Além disso, as avaliações passarão
a ser quadrienais, com reavaliações a
cada dois anos dos programas com melhoras ou pioras
significativas.
Essas novidades foram anunciadas pelo diretor de Avaliação
da Capes, Renato Janine Ribeiro, em entrevista exclusiva
ao Jornal UNESP. Entre outros temas, Ribeiro comentou
os resultados da avaliação trienal 2004-2006,
anunciados em outubro, em que foram analisados 2.266
programas.
Jornal UNESP: Como o senhor analisa os resultados da
avaliação trienal dos cursos de pós-graduação?
Renato Janine Ribeiro: Quanto à coleta e análise
de informações, demos saltos gigantescos,
que constam numa série de artigos no Portal da
Capes http://www.capes.gov.br/servicos/salaimprensa/artigo_avaliacaotrienal.html.
As avaliações garantem à nossa
pós-graduação uma qualidade que
nenhum outro nível de ensino brasileiro alcança
e evitam que os alunos sejam orientados ou ensinados
por quem não pesquisa.
JU: Houve um aumento de cursos com avaliação
1 e 2. Como esses resultados devem ser interpretados?
Janine: Geralmente, as pessoas se atêm à
porcentagem de programas excelentes que subiram, mas
não é isso. O porcentual pode até
baixar, mas devido ao nível de exigência,
que aumenta a cada ano. Por exemplo, na última
avaliação, passamos a incluir o quesito
inserção social, com peso de 10%.
JU: Qual é o impacto da avaliação
da Capes para a produção científica?
Janine: Com o investimento de R$ 7 milhões por
ano na avaliação dos cursos de mestrado
e doutorado no País, em vinte anos, a formação
de doutores se multiplicou por dez e a produção
científica qualificada, por nove. A Capes, bem
como outras agências, investiu também em
fomento. Enquanto a produção do mundo
dobrou, desde a década de 1980, a do Brasil cresceu
nove vezes. Nenhum outro país tem uma avaliação
que se compare à nossa, aliás, a maior
parte nem avaliação tem.
JU: Qual é o impacto do Portal da Capes para
o aumento da produção científica
brasileira, principalmente em relação
ao acesso a periódicos
científicos?
Janine: No início, o custo do Portal era próximo
do que a Capes despendia para assinar revistas em papel,
o que só beneficiava algumas instituições.
Sete anos depois, passamos de 2 mil para 11 mil periódicos
assinados, sem contar com as bases de patentes e de
outros dados.

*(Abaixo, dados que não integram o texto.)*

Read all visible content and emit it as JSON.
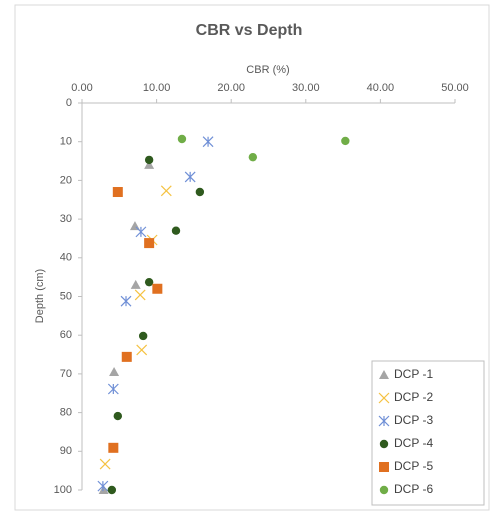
{
  "chart_data": {
    "type": "scatter",
    "title": "CBR vs Depth",
    "xlabel": "CBR (%)",
    "ylabel": "Depth (cm)",
    "xlim": [
      0,
      50
    ],
    "xticks": [
      {
        "value": 0,
        "label": "0.00"
      },
      {
        "value": 10,
        "label": "10.00"
      },
      {
        "value": 20,
        "label": "20.00"
      },
      {
        "value": 30,
        "label": "30.00"
      },
      {
        "value": 40,
        "label": "40.00"
      },
      {
        "value": 50,
        "label": "50.00"
      }
    ],
    "ylim": [
      0,
      100
    ],
    "yticks": [
      0,
      10,
      20,
      30,
      40,
      50,
      60,
      70,
      80,
      90,
      100
    ],
    "y_reversed": true,
    "x_axis_position": "top",
    "grid": false,
    "legend": "lower right",
    "series": [
      {
        "name": "DCP -1",
        "color": "#a5a5a5",
        "marker": "triangle",
        "x": [
          9.0,
          7.1,
          7.2,
          4.3,
          2.9
        ],
        "values": [
          16,
          31.8,
          47,
          69.5,
          100
        ]
      },
      {
        "name": "DCP -2",
        "color": "#f5c242",
        "marker": "cross",
        "x": [
          11.3,
          9.4,
          7.8,
          8.0,
          3.1
        ],
        "values": [
          22.7,
          35.4,
          49.6,
          63.8,
          93.3
        ]
      },
      {
        "name": "DCP -3",
        "color": "#6f8fd6",
        "marker": "asterisk",
        "x": [
          16.9,
          14.5,
          7.9,
          5.9,
          4.2,
          2.8
        ],
        "values": [
          10,
          19.1,
          33.3,
          51.2,
          73.9,
          99
        ]
      },
      {
        "name": "DCP -4",
        "color": "#2f5a1e",
        "marker": "circle",
        "x": [
          9.0,
          15.8,
          12.6,
          9.0,
          8.2,
          4.8,
          4.0
        ],
        "values": [
          14.7,
          23,
          33,
          46.3,
          60.2,
          80.9,
          100
        ]
      },
      {
        "name": "DCP -5",
        "color": "#e07020",
        "marker": "square",
        "x": [
          4.8,
          9.0,
          10.1,
          6.0,
          4.2
        ],
        "values": [
          23,
          36.2,
          48,
          65.6,
          89.1
        ]
      },
      {
        "name": "DCP -6",
        "color": "#70ad47",
        "marker": "circle",
        "x": [
          13.4,
          35.3,
          22.9
        ],
        "values": [
          9.3,
          9.8,
          14
        ]
      }
    ]
  }
}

Junto com a avaliação e
o sistema de fomento, o impacto do Portal foi brutal.
(Veja quadro.)
JU: Como o senhor analisa as discussões para
as mudanças do sistema de avaliação
da Capes?
Janine: Elas são importantes e nunca devem parar.
É preciso qualificar melhor a avaliação,
definir as áreas que necessitam de maior debate
e incentivo. Vamos incluir livros e produção
artística nos Qualis (sistemas de classificação
dos veículos de divulgação científica),
e também quesitos como patentes e inovação
tecnológica. O desafio é manter a avaliação
trienal até 2010 e transformá-la em quadrienal
no período seguinte. Em 2014, será a primeira
quadrienal, analisando o período 2010-2013. Ao
fim de dois anos, em 2012, vamos verificar os programas
que se afastaram significativamente da média,
para cima ou para baixo. Eles serão repescados
para promoção ou rebaixamento.
JU: Quais as vantagens dessa mudança na periodicidade?
Janine: A eventual avaliação quadrienal
coincidiria com o final do mandato do presidente da
República. No nosso caso, uma mesma diretoria
conduziria o processo inteiro de avaliação.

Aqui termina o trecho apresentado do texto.